Nagelsmann, zwischen 2019 und 2021 bei RB Leipzig am Amt, mag für viele wie der logische Nachfolger des geschassten Hansi Flick auf dem Posten des Bundestrainers erscheinen, doch so einfach ist die Sache längst nicht.
Verbandsintern gibt es Vorbehalte gegen den Mann, der mit erst 36 Jahren der jüngste Chefcoach in 123 Jahren DFB-Geschichte werden könnte. Die Skepsis speist sich nicht nur aus dem finanziell für den klammen Deutschen Fußball-Bund (DFB) kaum darstellbaren Paket, das ein Engagement kosten würde.

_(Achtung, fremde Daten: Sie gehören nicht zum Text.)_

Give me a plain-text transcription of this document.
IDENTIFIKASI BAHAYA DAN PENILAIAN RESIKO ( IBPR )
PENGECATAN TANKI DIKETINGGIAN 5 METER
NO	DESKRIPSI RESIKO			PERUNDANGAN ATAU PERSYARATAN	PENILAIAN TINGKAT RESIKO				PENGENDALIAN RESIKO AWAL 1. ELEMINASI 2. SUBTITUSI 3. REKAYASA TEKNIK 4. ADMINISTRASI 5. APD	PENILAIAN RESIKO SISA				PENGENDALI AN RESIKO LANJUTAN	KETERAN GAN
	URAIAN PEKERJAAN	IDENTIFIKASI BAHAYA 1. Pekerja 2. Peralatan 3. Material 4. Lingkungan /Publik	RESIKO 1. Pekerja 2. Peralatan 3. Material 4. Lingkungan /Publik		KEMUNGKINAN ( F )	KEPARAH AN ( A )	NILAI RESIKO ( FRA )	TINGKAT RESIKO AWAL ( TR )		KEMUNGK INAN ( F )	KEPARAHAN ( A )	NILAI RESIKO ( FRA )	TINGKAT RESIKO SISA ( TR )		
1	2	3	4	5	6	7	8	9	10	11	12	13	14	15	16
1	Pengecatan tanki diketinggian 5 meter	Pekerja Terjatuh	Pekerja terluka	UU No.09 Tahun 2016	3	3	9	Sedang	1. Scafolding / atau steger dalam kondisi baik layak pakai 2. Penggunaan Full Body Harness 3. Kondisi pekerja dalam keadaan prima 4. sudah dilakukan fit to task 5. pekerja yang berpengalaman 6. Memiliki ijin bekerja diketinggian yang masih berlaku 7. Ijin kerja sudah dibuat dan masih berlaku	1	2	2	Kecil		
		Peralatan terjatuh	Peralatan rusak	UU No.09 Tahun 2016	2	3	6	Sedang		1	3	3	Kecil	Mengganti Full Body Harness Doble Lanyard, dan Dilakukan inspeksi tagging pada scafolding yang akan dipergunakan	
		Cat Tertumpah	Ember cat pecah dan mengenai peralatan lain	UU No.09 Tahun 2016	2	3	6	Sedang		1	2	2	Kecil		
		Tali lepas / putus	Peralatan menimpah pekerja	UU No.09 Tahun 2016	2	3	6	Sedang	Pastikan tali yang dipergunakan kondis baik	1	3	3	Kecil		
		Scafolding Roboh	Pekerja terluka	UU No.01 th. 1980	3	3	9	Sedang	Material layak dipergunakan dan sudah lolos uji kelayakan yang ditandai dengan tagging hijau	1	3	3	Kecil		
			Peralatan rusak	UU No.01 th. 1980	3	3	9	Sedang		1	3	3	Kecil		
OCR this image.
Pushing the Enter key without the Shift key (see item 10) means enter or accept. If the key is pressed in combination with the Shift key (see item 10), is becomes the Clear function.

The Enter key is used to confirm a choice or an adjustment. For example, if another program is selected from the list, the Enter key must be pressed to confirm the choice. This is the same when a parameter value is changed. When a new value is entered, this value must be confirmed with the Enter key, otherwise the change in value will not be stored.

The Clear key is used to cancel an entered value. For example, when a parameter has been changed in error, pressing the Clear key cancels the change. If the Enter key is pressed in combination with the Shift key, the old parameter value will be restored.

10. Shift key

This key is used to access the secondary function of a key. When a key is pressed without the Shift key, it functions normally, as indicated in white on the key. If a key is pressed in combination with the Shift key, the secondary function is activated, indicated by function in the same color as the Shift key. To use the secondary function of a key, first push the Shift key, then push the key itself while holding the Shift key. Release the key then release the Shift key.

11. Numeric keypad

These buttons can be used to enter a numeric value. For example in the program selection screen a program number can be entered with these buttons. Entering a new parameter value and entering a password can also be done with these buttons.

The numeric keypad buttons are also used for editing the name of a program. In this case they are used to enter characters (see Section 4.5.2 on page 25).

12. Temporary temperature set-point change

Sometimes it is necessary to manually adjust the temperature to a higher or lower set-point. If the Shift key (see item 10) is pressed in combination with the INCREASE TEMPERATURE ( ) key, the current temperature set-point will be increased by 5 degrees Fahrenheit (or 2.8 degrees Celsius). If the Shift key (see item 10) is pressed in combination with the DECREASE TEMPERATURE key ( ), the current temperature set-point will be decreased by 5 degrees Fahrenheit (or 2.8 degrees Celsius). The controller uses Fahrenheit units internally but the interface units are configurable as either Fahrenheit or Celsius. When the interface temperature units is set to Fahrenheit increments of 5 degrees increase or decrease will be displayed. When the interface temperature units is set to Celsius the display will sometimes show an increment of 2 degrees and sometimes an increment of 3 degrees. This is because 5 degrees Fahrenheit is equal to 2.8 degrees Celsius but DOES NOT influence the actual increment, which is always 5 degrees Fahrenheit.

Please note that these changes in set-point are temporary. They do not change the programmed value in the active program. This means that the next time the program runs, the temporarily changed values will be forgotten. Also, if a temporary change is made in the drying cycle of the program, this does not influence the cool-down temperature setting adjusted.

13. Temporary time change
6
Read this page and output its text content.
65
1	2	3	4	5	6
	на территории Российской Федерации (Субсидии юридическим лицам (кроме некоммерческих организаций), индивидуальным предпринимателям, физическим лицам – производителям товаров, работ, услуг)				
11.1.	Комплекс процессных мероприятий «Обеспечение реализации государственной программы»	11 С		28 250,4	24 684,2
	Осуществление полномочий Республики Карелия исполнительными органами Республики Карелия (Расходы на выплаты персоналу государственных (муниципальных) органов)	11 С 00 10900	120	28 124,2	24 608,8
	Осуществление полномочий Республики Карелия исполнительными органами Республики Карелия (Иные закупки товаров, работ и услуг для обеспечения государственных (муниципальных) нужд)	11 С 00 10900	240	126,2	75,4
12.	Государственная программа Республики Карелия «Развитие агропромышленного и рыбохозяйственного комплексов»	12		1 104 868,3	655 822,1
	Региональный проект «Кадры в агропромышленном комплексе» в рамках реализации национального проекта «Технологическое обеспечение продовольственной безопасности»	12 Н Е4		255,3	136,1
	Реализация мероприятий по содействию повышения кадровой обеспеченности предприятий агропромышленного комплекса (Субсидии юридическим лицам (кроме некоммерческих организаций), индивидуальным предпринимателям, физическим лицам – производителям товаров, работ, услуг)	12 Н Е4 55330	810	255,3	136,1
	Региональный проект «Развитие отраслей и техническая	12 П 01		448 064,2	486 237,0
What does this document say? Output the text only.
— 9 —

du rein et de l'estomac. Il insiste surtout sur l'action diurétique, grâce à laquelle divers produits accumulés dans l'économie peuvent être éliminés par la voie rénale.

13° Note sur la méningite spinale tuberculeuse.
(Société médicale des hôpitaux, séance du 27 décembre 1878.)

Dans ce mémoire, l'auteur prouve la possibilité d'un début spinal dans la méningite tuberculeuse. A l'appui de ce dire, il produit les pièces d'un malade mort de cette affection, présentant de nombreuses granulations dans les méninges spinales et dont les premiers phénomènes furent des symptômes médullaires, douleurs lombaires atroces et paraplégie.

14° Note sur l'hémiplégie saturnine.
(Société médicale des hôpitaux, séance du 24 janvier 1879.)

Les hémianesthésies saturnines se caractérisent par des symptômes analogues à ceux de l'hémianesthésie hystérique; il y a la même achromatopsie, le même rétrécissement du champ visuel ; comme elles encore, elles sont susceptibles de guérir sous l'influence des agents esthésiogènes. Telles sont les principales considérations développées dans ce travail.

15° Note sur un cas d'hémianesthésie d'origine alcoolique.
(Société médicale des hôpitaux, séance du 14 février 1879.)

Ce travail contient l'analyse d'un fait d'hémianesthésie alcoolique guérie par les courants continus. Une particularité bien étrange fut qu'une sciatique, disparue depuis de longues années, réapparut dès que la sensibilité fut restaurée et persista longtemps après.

Julian Nagelsmann hat beim DFB nicht nur Fans
Selbst wenn dessen Ex-Klub Bayern München, bei dem Nagelsmann trotz Entlassung im März noch bis 2026 ein fürstliches Gehalt bezieht, dem DFB bei der Ablöse entgegenkäme, müsste man selbst ja noch ein üppiges Gehalt berappen. Plus zwei teure Assistenten bezahlen. Zusätzlich zu Flick und seinem Stab, die noch bis 2024 kassieren.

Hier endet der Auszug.